Manuel de Roda y Arrieta, 1st Marquess of Roda (5 February 1708 – 30 August 1782) was a Spanish diplomat and politician. He was Ambassador in Rome under King Ferdinand VI of Spain and then nominated by King Charles III of Spain, half-brother of Ferdinand VI and formerly King of Naples and Sicily till the death of his half-brother Ferdinand, Ministry of "Grace and Justice", which he held for 17 years.

==Biography==
Born in Zaragoza on 5 February 1708, he participated actively in the creation of the Royal Spanish Academy of History (1735–1738).

As a Jansenist and adviser to Charles III during the reformist era that produced the Esquilache Riots attributed to Jesuit agitation, Roda was instrumental in the expulsion of the Jesuits in 1767 from Spain and Spanish overseas possessions in Europe, America and the Philippine Islands. The Portuguese expelled the Jesuits from all their domains earlier (circa 1759), under Sebastião José de Carvalho e Melo, 1st Count of Oeiras, 1st Marquis of Pombal.

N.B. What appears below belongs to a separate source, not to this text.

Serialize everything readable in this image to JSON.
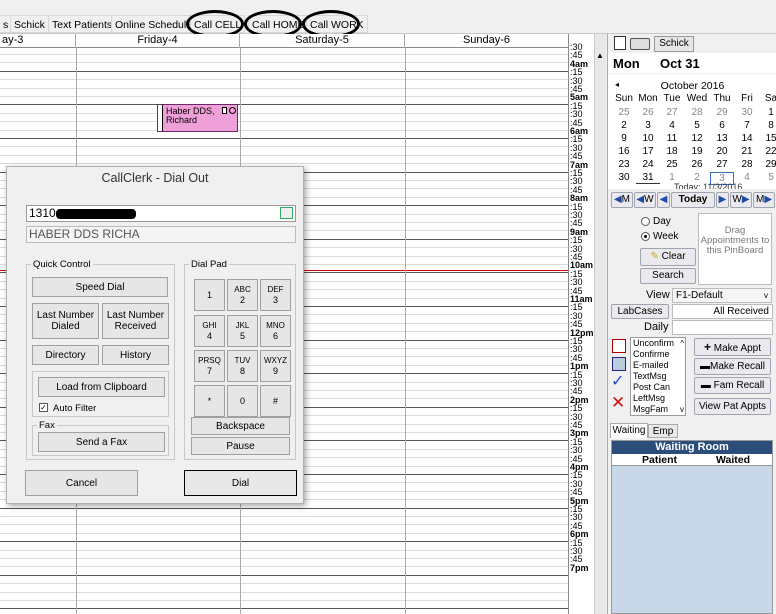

The Society of Jesus as an Institution would be banned on July 21, 1773, by the Pope Clement XIV via the brief "Dominus ac Redemptor". Russia, Prussia and Poland (then absorbed by Russia) denied papal catholic authority (and Bourbon's influence) and in their kingdom forbade the promulgation of the brief ordering the Jesuits to carry on their educational activities wherever they were.

Roda died at the Royal Site of San Ildefonso, Segovia. There, he was buried at the "Christ Chapel" of this Summer Royal Palace, requesting that the King pass his title of Marquis of Roda to Miguel Joaquín Lorieri, who was married to his niece Francisca de Alpuente y Roda.